Further, John impressively casts the bait as far as he can (60-80 m) and leaves it out there until the rod tip bends over. “Put a good sized, oily bait on and leave it out there. If you start playing with it all the time, you just increase the likelihood of getting snagged. Leave it there, small fish can’t take a fresh bait off easily, and keep an eye on the rod. If it doesn’t bend hard, your bait is still out there and attracting fish. So leave it!”
This is a crucial tip when you are fishing land-based spots that boast large kelp-beds and rocky, underwater terrain. When retrieving, do it fast and keep the rod tip high and if you really have to check your bait every 5 minutes, then just fish two rods, leaving the big bait out there untouched until it goes WHAAAAM.
After about an hour, John lands a 33 cm sized snapper. “Nice, this is dinner for you Ben.” I happily accepted the snapper and enjoyed it later that night by the fireplace thinking of John, and of how he is waiting for that big snapper, enduring the not so comfortable and rainy conditions on the rocks.
WHAAAAM, at about 1500, his rod bends over hard. John rushes over, but there is no hook-up, so he retrieves the line. The bait has been stripped off by something strong enough to do so in one go, but unfortunately no hook-up.

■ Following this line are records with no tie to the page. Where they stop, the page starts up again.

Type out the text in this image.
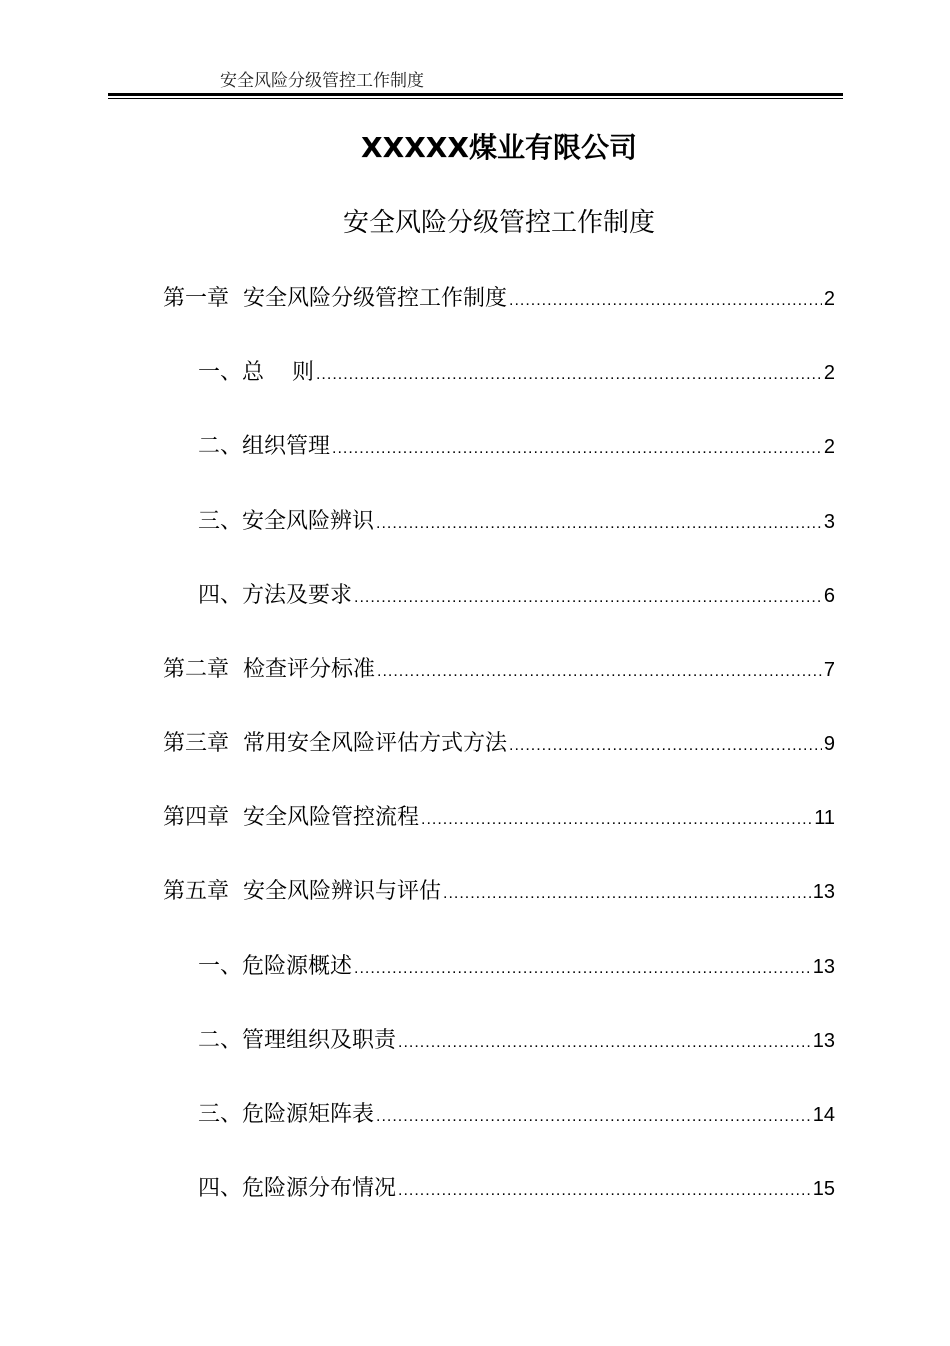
安全风险分级管控工作制度
XXXXX煤业有限公司
安全风险分级管控工作制度
第一章  安全风险分级管控工作制度 .....	2
一、总    则 .....	2
二、组织管理 .....	2
三、安全风险辨识 .....	3
四、方法及要求 .....	6
第二章  检查评分标准 .....	7
第三章  常用安全风险评估方式方法 .....	9
第四章  安全风险管控流程 .....	11
第五章  安全风险辨识与评估 .....	13
一、危险源概述 .....	13
二、管理组织及职责 .....	13
三、危险源矩阵表 .....	14
四、危险源分布情况 .....	15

It suddenly occurres to me, my timing is not good at all. The best chances for John to land a big fish are at night and early morning. Actually, I am so sure to get a picture of him with a big snapper that I intend to cancel my plans for Saturday and to show up again.
Since John prepares a new bait, I decide, however, to stay for another half an hour. After all, John Lennan doesn’t have the reputation he has if he couldn’t land a good fish under pressure.
WHAAAAM, it is just after 1600 when the rod tip bends over again. This time there is a hookup and John skilfully turns the head of the fish as soon as possible and fights it hard from an elevated position. His mate Steve has the net ready. 3-4 minutes after hookup, John lands the first big fish of the day.
“Did you see that, he didn’t want to come in at all. He went for a couple of runs and tried to bust me off in the weeds.” Yeah John, I saw it mate, great effort and well done!
This was a good time for me to leave. John is more than just enthusiastic, “there are bigger fish out there Ben. I have a feeling.”, and I wish him good luck.
Unfortunately, John didn’t land the prize-winning fish and after more than 24 hours of extreme and exhausting fishing (I also believe quite wet, it rained a lot over night), I didn’t see him at the final weigh in.
I know that John isn’t the only skilled local who prepares well for the Black Jug and that most competitors deserve to win, but he is one of the few land-based anglers. Yes, he has first prize titles under his belt, but he also missed out on big cash prizes being unable to physically make it to the final weigh in time.
He is a grandiose sportsman and I wish him only the best for future comps. Hopefully he can out-fish the professionals who target the Black Jug and other anglers on large and comfortable boats with high-tech fish finding and attracting devices again.
When I left Tipi and Bobs, the scoreboard boasted about two dozen 20 pound snapper, with the biggest weighing in at 11.78 kg (26 pound).